Piel atópica, prevención desde el nacimiento

Mustela nos invitó a un cóctel donde presentaban su nueva gama de productos para las pieles atópicas: Stelatopia.

A Víctor le encanta acompañarme a estos eventos, ya que disfruta de actividades diferentes con otros peques en sitios nuevos. En esta ocasión la presentación fue en una planta 13 de un edificio de Gran Vía, así que como plus tuvimos unas vistas espectaculares desde las alturas de las luces navideñas que ya estaban colocadas y justo encendieron ese día.


Una de las cosas que más me sorprendió es saber que 1 de cada 5 niños sufre de dermatitis atópica. Aún sin conocer las estadísticas, al hablar con otras madres me he dado cuenta de que es cierto, que siempre hay alguna que tiene o ha tenido un peque con problemas de piel atópica.

La piel atópica tiene un componente genético muy importante, y es que la aparición de la dermatitis atópica aumenta en caso de antecedentes familiares entre un 40% y 50% en un niño con uno de los padres atópico y entre un 50% y 80% si ambos padres son atópicos.

Recientes estudios científicos han revelado que la aplicación de un emoliente desde el nacimiento en recién nacidos con antecedentes familiares reduce la probabilidad de aparición de los síntomas de la dermatitis atópica entre un 33 y un 50%

Gama Stelatopia para pieles atópicas

Después de la presentación me quedó muy clara la importancia de la prevención en estos casos desde recién nacidos y de los baños o duchas diarias con agua no muy caliente y con jabones específicos que no hagan mucha espuma. También hay que evitar los tejidos sintéticos, mejor que sean de algodón y transpirables.

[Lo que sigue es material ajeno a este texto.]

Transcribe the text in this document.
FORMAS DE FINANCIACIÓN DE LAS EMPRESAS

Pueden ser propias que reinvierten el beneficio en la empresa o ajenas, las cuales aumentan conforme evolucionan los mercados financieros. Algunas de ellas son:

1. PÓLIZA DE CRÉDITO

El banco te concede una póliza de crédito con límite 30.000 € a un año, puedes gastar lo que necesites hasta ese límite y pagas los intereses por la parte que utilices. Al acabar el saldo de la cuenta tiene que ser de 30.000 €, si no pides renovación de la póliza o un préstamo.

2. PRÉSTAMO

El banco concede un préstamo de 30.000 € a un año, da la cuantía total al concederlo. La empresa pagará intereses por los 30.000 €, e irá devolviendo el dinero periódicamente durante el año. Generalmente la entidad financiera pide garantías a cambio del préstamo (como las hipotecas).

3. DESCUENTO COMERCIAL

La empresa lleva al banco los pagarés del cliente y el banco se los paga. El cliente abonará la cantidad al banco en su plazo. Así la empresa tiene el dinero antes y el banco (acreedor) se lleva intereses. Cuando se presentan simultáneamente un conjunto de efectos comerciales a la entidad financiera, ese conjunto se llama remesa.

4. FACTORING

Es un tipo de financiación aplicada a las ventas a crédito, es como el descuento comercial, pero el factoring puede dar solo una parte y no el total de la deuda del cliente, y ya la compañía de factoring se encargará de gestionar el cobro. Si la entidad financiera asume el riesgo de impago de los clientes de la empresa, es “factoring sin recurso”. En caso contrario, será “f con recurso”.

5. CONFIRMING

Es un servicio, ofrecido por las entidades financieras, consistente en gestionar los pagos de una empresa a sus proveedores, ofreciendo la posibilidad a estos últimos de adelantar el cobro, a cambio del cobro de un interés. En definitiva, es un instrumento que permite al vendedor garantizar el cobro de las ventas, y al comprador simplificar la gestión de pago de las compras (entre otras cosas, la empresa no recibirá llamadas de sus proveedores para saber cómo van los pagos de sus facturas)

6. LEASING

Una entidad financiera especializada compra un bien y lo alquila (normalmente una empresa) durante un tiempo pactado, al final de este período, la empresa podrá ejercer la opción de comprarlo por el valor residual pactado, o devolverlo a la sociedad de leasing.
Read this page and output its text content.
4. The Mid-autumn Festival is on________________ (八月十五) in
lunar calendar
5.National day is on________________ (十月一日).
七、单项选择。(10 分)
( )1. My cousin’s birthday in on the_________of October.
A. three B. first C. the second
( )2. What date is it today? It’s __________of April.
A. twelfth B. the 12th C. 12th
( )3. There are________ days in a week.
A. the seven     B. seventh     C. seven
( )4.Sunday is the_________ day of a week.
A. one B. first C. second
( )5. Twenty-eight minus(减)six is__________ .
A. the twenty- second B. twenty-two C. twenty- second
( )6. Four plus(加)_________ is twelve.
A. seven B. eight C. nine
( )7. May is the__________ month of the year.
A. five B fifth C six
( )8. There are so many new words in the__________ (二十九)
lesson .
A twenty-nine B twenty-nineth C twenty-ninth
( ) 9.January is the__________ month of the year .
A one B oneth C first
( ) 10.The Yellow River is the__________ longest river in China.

La piel atópica, por el momento, no tiene cura, pero se puede tratar para reducir el malestar y picor que produce. Sobre todo es muy importante hacer un seguimiento médico y seguir sus consejos sin tener miedo al uso de los corticoides que el doctor indique, ya que, en muchos casos, es lo que mejor les irá a los pequeños.

¿Tu peque tiene piel atópica? ¿cómo la habéis tratado?